# Swansea burnt house sept 2012 (newbie first post)



## Connor_bristow (Dec 21, 2012)

Hi there, ive been a bit of a silent user on the forum for a while and reading our reports truely facinate me. 
Ive been to a few locations but this will be my first actual post, so if anythig is wrong or any rules broken let me know so i can fix it  

Anyhow..... 

I know there has been some visits on previous threads which i will include here:
http://www.derelictplaces.co.uk/main/showthread.php?t=9126#.UNRggr8gHTo
And here:
http://www.derelictplaces.co.uk/main/showthread.php?t=22080#.UNRhPL8gHTp

After reading these posts i realised just how much has changed 
I'll let the pics talk for themselves and let you decide. 
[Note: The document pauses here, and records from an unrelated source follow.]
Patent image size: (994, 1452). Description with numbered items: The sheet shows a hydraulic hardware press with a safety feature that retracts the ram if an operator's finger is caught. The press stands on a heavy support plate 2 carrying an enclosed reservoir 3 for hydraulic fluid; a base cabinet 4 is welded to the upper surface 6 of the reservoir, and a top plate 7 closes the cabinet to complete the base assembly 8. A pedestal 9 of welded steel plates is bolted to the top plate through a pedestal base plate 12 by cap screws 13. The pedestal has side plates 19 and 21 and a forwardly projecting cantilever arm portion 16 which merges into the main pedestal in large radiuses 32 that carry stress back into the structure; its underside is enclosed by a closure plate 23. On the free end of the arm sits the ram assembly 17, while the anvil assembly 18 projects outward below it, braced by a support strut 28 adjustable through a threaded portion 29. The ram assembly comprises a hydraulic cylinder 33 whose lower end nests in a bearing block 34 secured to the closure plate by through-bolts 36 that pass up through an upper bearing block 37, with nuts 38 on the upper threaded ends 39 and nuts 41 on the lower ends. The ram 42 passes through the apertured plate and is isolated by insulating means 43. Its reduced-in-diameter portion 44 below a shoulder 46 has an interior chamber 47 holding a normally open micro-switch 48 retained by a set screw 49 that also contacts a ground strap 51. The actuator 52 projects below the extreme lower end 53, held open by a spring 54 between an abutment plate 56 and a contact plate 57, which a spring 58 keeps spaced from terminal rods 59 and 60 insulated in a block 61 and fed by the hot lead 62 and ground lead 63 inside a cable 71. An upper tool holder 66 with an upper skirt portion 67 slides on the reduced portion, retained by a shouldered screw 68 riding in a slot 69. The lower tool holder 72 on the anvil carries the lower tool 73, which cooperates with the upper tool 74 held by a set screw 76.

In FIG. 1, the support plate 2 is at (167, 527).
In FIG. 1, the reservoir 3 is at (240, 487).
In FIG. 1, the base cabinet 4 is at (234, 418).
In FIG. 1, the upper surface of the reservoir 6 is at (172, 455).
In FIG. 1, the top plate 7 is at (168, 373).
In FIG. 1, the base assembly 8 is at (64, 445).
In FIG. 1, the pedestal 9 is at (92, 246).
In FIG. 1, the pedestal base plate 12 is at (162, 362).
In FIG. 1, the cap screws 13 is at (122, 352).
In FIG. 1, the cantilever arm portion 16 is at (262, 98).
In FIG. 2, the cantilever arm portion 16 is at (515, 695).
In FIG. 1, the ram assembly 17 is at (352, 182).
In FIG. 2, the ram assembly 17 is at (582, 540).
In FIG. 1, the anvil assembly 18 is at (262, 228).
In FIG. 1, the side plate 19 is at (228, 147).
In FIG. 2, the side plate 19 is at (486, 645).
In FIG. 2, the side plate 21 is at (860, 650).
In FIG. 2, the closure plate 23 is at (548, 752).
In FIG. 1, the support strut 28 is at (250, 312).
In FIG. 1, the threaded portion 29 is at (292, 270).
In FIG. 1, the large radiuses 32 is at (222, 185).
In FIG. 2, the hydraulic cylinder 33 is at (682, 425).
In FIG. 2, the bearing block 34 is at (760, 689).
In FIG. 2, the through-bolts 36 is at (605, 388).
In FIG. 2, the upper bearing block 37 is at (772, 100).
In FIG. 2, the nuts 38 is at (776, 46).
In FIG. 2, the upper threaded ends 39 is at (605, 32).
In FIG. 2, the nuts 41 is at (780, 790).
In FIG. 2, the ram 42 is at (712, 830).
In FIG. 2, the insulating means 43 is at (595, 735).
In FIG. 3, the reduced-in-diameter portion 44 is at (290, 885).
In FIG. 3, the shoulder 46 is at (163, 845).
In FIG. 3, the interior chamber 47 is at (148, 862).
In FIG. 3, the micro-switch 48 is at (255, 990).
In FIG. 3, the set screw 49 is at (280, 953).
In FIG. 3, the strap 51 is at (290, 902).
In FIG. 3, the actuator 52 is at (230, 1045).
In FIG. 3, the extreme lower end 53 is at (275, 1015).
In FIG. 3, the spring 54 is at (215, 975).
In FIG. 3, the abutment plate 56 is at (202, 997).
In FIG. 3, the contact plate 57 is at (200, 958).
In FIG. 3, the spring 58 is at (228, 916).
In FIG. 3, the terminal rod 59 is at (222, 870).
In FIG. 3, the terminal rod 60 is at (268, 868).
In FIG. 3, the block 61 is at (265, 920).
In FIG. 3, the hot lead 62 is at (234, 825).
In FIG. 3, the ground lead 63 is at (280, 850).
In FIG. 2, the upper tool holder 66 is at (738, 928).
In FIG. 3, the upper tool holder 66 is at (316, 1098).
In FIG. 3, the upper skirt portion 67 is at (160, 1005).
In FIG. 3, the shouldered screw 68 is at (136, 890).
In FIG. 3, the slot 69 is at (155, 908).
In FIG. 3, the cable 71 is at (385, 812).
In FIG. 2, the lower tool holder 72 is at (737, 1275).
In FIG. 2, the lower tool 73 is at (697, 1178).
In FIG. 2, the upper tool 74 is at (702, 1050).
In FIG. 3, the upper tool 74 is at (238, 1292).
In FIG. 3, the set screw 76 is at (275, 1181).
The floors were very very spongy 

Cheers


----------



## sweet pea (Dec 21, 2012)

nice little place


----------



## flyboys90 (Dec 24, 2012)

Must have been a hell of a fire,great pics.


----------



## MrDan (Dec 26, 2012)

That was a fire and a half, I haven't been to a place affected by fire before.


----------



## Connor_bristow (Dec 26, 2012)

It was interesting climbing through there I must admit, especially when the floors start bending beneath your feet, good job it was only one floor haha


----------